- Conference: Pacific-8 Conference
- Record: 5–6 (2–4 Pac-8)
- Head coach: Jerry Frei (5th season);
- Captains: Jim Figoni; Bobby Moore; Steve Rennie;
- Home stadium: Autzen Stadium

= 1971 Oregon Ducks football team =

American college football season

The 1971 Oregon Ducks football team represented the University of Oregon during the 1971 NCAA University Division football season. Home games were played in Eugene at Autzen Stadium.

Led by fifth-year head coach Jerry Frei, the Ducks were 5–6 overall and 2–4 in the Pacific-8 Conference. They did not play UCLA and lost the Civil War to Oregon State for an eighth consecutive year.

Oregon was led by junior quarterback Dan Fouts and senior All-American halfback Bobby Moore (Ahmad Rashad), the fourth overall pick of the 1972 NFL draft, taken by the St. Louis Cardinals. Rashad played ten seasons in the NFL, primarily as a wide receiver with the Minnesota Vikings.

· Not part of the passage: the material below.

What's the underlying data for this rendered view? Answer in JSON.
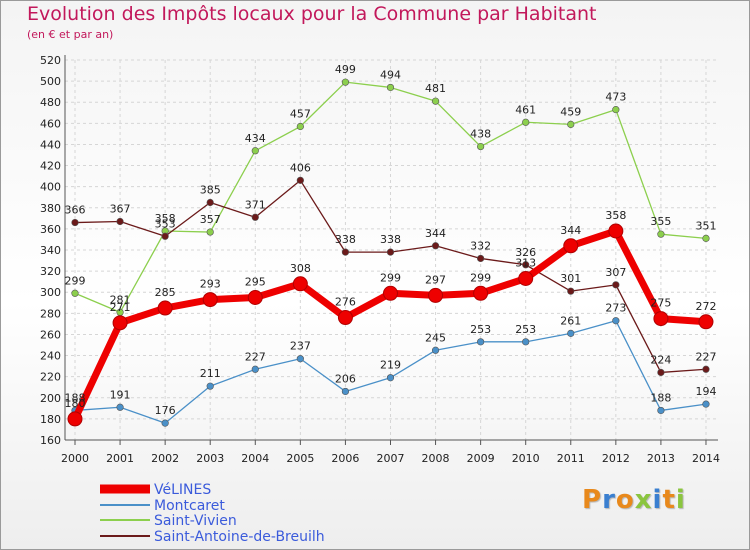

Two months after the season, Frei resigned as head coach on January 19, 1972, and assistant coach Dick Enright was promoted two weeks later.

==Schedule==

| Date | Time | Opponent | Site | Result | Attendance | Source |
| September 11 |  | at No. 2 Nebraska* | Memorial Stadium; Lincoln, NE; | L 7–34 | 67,437 |  |
| September 18 |  | Utah* | Autzen Stadium; Eugene, OR; | W 36–29 | 27,000 |  |
| September 25 | 2:00 p.m. | at No. 13 Stanford | Stanford Stadium; Stanford, CA; | L 17–38 | 55,000 |  |
| October 2 |  | at No. 3 Texas* | Memorial Stadium; Austin, TX; | L 7–35 | 66,500 |  |
| October 9 |  | at USC | Los Angeles Memorial Coliseum; Los Angeles, CA; | W 28–23 | 50,111 |  |
| October 16 |  | No. 18 Washington | Autzen Stadium; Eugene, OR (rivalry); | W 23–21 | 44,200 |  |
| October 23 | 1:30 p.m. | San Jose State* | Autzen Stadium; Eugene, OR; | W 34–14 | 14,000 |  |
| October 30 |  | at Washington State | Joe Albi Stadium; Spokane, WA; | L 21–31 | 25,400 |  |
| November 6 | 12:00 p.m. | at Air Force* | Falcon Stadium; Colorado Springs, CO; | W 23–14 | 26,435 |  |
| November 13 | 1:30 p.m. | California | Autzen Stadium; Eugene, OR; | L 10–17 | 18,500 |  |
| November 20 |  | Oregon State | Autzen Stadium; Eugene, OR (Civil War); | L 29–30 | 43,000 |  |
*Non-conference game; Rankings from AP Poll released prior to the game; All times are in Pacific time;

==All-conference==

Four Oregon seniors were named to the All-Pacific-8 team: halfback Bobby Moore, tackle Tom Drougas, guard John McKean, and defensive back Bill Drake. It was the third straight year on the first team for Moore.